Pharmaceutical country profiles published
Several country profiles were published in 2014, with more to come. These profiles, developed by WHO and Pacific Island countries, document existing socio-economic and health-related conditions and resources; as well as regulatory structures, processes and outcomes relating to the pharmaceutical sector. This provides a baseline for future work, including work on the looming threat of antimicrobial resistance.
Moving towards a more robust health workforce in Fiji
In response to workforce shortages which result in patient overcrowding in hospitals, long waiting queues for services in emergency and outpatient departments, and for many, the need to travel long distances to access basic health services, WHO together with the Ministry of Health and Fiji Health Sector Support Program (FHSSP) carried out an assessment of workforce needs and projected future requirements. Based on this work, Cabinet agreed to the creation of several hundred new positions over the next four years.
Third International Conference on Small Islands Developing States
NCD, declared a crisis by Pacific Islands Forum leaders, was one of the six priority areas addressed in the Third International Conference on Small Islands Developing States Conference (SIDS). SIDS called on the international community to support SIDS by reducing trade in unhealthy products, encouraging healthy food and drink consumption, and ensuring the noncommunicable disease (NCD) goals and targets are central to the Post-2015 Development Agenda. “No health, no development!” Samoa Minister of Health, Tuitama Leao Dr Talalelei Tuitama urged.
Salt – the hidden danger in the Pacific
In the Pacific, the main cause of premature mortality is cardiovascular diseases. High salt intake contributes to raised blood pressure and hypertension which are key risk factors for heart disease and stroke. WHO’s recent publication – Salt matters for Pacific island countries –is a toolkit for action to reduce salt intake in the region thereby reducing blood pressure, saving thousands of lives every year.

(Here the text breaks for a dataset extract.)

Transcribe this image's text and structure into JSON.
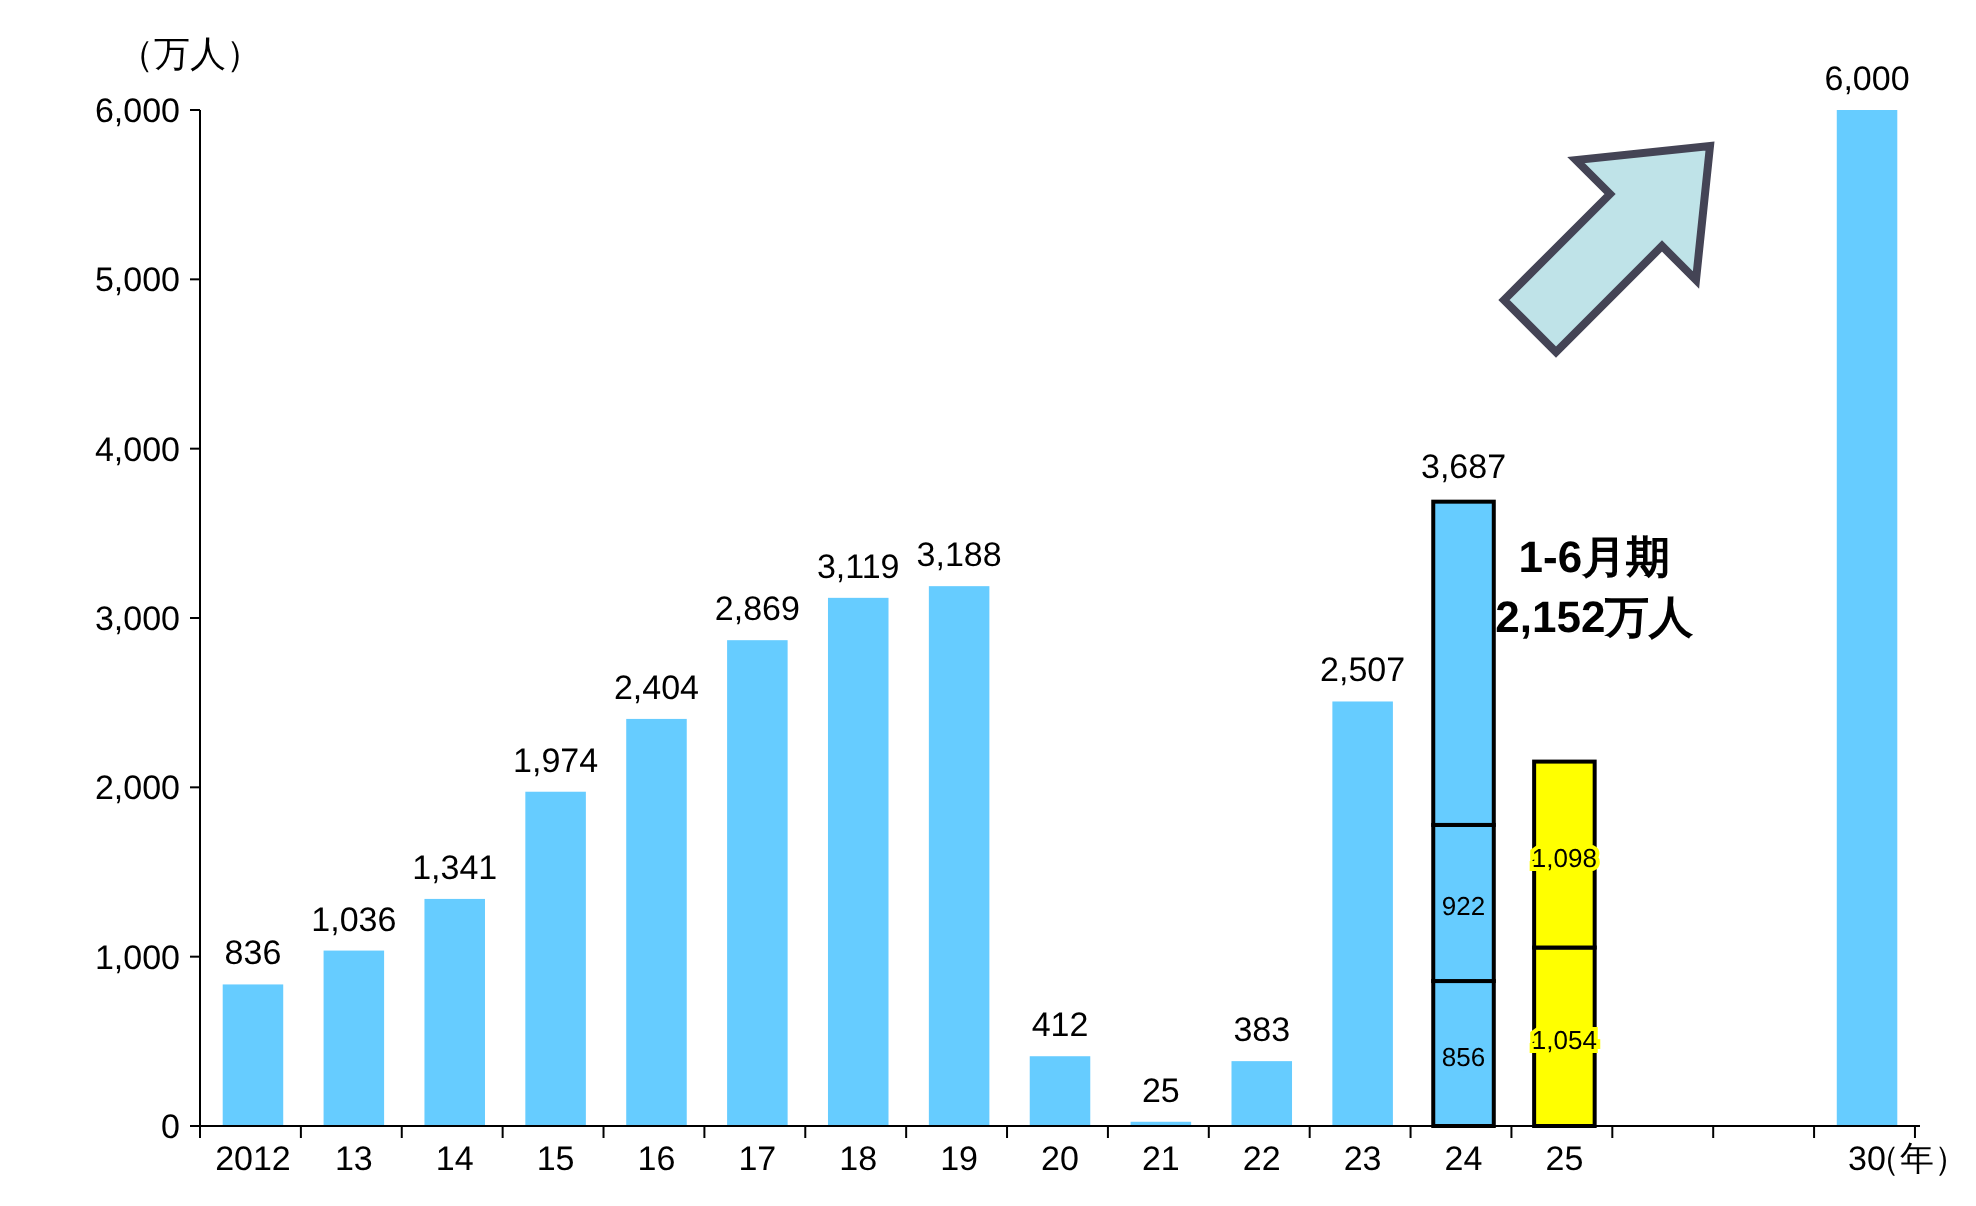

mhGAP – Increasing Coverage of Mental Health Care
The Mental Health Gap Action Programme (mhGAP) integrates mental health by training doctors and nurses to assess and manage priority conditions. This is being rolled out in the Pacific, starting with Fiji to address the unmet need for mental health services in the island countries. The first training of trainers workshop was held in Suva, Fiji in August 2014, organized by the Ministry of Health, WHO and PIMHnet. Participants included 10 mental health specialists from Fiji, and doctors from Kiribati, Tonga and Vanuatu.
Ebola preparedness in the Pacific
Health leaders from 21 Pacific island countries met to discuss progress in implementation of the International Health Regulations (IHR) in the Pacific. The IHR is a WHO-led legal framework between 196 countries. The Regulation provides the basis for international collaboration for the early detection, reporting and response of public health emergencies that may pose serious threats to global health. Preparedness to respond to the deadly Ebola virus, should the virus be imported into the Pacific region by a traveller returning from West Africa, was also discussed.